How to Pull Yourself Out of an Emotional Funk
We all have them — those days when we wake up and see our half-full glass is now half-empty. Life is a continuous path filled with ups and downs, but if it appears as though you’ve spent more time on the low ground than the high lately, here are strategies that can help rescue you out of an emotional slump. We all must develop a list of “go to” coping skills to help manage times of discouragement when we feel like we’re losing our battles. The first step on that list is to believe that we alone have the power to pull ourselves out of our negative circumstances, however large or small they may be.
The second step and one that is key to triumphing over any matter is to realize that the battle is fought and won in the mind. Those who think and believe they are winners and achievers usually are. Those who consider themselves weak, inadequate, or incompetent will begin to feel that they are those detrimental attributes and will consequently behave in ways that sabotage or obstruct their success. Which, of course, will only reinforce their initial negative assessments, perpetuate the problems and expand the damaging cycle.
Adjust your thinking:
- Believe you are a capable and innovative person who will not be victimized by your circumstances.
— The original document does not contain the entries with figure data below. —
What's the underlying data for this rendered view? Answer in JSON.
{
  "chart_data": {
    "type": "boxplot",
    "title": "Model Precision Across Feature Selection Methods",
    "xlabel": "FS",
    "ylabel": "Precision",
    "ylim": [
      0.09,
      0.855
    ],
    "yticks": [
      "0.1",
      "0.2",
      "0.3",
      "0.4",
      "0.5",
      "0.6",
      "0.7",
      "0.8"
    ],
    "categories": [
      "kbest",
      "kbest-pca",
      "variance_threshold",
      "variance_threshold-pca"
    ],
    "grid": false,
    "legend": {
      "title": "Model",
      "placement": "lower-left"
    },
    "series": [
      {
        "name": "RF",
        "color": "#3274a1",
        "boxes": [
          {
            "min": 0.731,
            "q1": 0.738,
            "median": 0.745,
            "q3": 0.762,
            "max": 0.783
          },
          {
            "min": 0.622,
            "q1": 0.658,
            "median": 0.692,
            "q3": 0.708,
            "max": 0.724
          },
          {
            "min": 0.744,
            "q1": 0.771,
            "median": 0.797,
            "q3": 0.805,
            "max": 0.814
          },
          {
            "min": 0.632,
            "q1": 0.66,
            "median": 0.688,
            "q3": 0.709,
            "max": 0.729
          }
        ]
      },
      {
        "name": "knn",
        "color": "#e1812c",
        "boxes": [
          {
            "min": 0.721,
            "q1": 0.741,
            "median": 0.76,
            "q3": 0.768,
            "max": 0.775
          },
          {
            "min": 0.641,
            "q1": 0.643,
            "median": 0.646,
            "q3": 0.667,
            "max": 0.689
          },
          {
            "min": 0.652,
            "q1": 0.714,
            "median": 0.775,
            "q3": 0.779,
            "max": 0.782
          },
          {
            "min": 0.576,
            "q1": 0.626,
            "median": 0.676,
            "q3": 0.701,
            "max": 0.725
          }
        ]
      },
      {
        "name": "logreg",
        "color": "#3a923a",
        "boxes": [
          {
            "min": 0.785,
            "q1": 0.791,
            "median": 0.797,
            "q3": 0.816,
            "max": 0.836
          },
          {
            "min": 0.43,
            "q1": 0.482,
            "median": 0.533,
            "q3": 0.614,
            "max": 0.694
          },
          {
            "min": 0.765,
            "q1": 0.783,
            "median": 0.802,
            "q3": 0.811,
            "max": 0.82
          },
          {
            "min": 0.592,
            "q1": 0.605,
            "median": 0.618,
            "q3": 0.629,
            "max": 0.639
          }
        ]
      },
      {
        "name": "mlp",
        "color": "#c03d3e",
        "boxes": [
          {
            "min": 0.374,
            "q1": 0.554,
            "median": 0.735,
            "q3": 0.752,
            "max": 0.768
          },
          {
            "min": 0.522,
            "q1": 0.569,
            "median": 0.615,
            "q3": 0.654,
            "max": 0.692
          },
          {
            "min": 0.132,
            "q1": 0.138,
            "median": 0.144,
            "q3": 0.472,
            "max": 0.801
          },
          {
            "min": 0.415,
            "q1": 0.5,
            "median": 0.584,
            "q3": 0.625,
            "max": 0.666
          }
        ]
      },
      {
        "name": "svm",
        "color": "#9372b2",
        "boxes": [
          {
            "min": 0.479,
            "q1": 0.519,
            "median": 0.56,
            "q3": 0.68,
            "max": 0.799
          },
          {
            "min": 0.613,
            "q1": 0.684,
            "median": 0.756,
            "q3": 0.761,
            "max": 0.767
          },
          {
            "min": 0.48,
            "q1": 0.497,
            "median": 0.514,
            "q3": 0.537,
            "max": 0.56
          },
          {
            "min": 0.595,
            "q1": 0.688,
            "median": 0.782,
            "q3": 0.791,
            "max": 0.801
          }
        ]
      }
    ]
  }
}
- Make a list of experiences you’ve had that were seemingly impossible at the time of their occurrence and outline how those issues have been resolved. It will help illustrate that even monumental problems usually do have solutions.
- Make a list of your positive qualities and skills – realize that you have value and worth.
- Make a list of ten things you are grateful for this very moment. Try to develop a habit of cultivating a grateful heart every day – it’s the most effective mood booster available.
- Imagine what you consider to be the ideal outcome to your situation and outline what must happen to bring about that result.
- Sabotage yourself with negative thoughts like “I can’t do this” or “I don’t deserve that.”
- Do not submit to the temptation of staying in the “I’m a victim of my circumstances” mentality.
- Wallow in self-pity – that will only extend your melancholy.
- Blame others – that simply breeds negative feelings and unforgiveness, which will prove to be more emotionally painful in the long run
- Tell yourself you are doomed or a magnet for bad luck. Because if you think this way that’s exactly what you’ll have to look forward to.
- Call or meet a good friend who you know will help boost your spirits (be sure that person is not negative or pessimistic by nature).
- Read an inspiring book or listen to an uplifting audiobook.
- Make a list of ways you’ve successfully managed stress before and implement one of those actions, such as going for a run, painting, journaling, listening to your favorite music. These endeavors might not directly solve your issue at hand but they’ll provide some mental therapy so you can have a more clear perspective about your future course of action.
Actions to Avoid
- Stay away from people who are gloomy or defeatists.
- Don’t succumb to destructive behavior: overconsumption of alcohol, drugs, or other substances do not contribute to solutions
- Don’t retaliate. The temptation to want to punish or cause another to suffer or have to “pay for what they’ve done” can only exacerbate the difficulty.
- Avoid the comparison trap. There may be others who seemingly have more but consider how many people are not as fortunate as you are.
We can’t go through life on a constant high – that’s just not reality. But we can believe positively and constructively and make choices to improve our lives, and that’s a behavior no one else can do for us. Learning to effectively manage our thoughts and beliefs will lead to more productive feelings which will consequently improve our physical reality.